I know the face of cancer, and I have known the face of cancer since then, but still I am not my father, my body is not like anyone else’s – my DNA and my ability to function does not equal anyone else’s but mine. I had to believe (and hope) that I was going to be fine, and with the support of my boyfriend I have gone through this period of time – quite strong, but not without tears – and ultimately I am fine. I was blessed with a fantastic German medical doctor that did not only reassure me but also spent time explaining everything on the various scans to me, made me feel at ease and absolutely amazing. I cannot be grateful enough for this, it is impossible to explain how extremely vulnerable you feel in this situation, and being greeted with such professionalism and warmth has had a huge impact on my life and experience as a whole.

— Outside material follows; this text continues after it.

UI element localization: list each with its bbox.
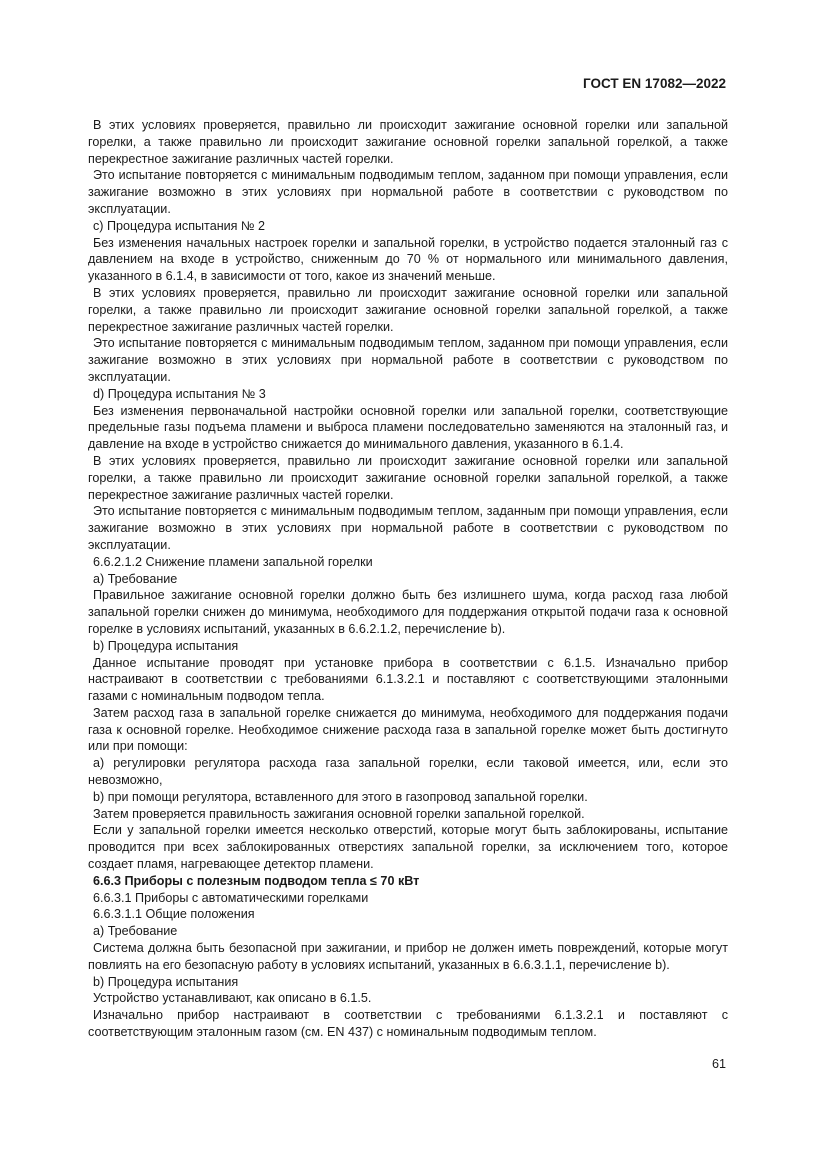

And I am one of the lucky ones, because I could walk out of that hospital yesterday knowing that I was perfectly fine. I could leave and still hear my doctors words in my head, wishing me a lovely weekend and telling me to enjoy it and not worry because I had nothing to worry about. I am one of the lucky ones, but let us not forget that not all women are. Because even though it is unlikely that younger women have breast cancer the proof that it does happen is out there and it is very real and nothing to neglect or ignore. And my heart goes out so very much to all these women that struggle with this horrible, horrible disease, I cannot believe how so many of you are able to be so utterly strong, determined and amazing. And I would like to dedicate this to all of you inspirational souls that never seem to give up on life, you are truly beautiful inside and out and the most serene tone of every heartbeat of mine will forever more be dedicating life loving music just for you.


Due to my experience the last month, facing my fears (going to the doctor to be examined) and to being well, I have come out so much stronger than I was before. When I left the hospital yesterday I cried, overwhelmed by it all – happy tears, but also sad ones for those that cannot leave with such great news. But most of all I felt determination, I felt as if life was poured back into my body, I felt gratitude and obligation to do something that will link myself to this cause of helping to “beat breast cancer” forever. And I do not mean this in a world changing way, only a most personal one – because the reality is that none of us are ever safe, and we have to enjoy life once it is in our hands and make the most of out of it, all the time at all times. We can all do something (big or small) to help research on its way, therefore I have decided that I am going to run (well most likely jog) and fundraise for breast cancer research next year. I would have loved to do it this year, but I am simply not fit enough and it will be an amazing goal to look forward to do for a great cause that forever more will be very close to my heart. So, this is my promise to you dear hearts, this is my promise to myself and to my health. Let us all team up and beat the crap out of breast cancer!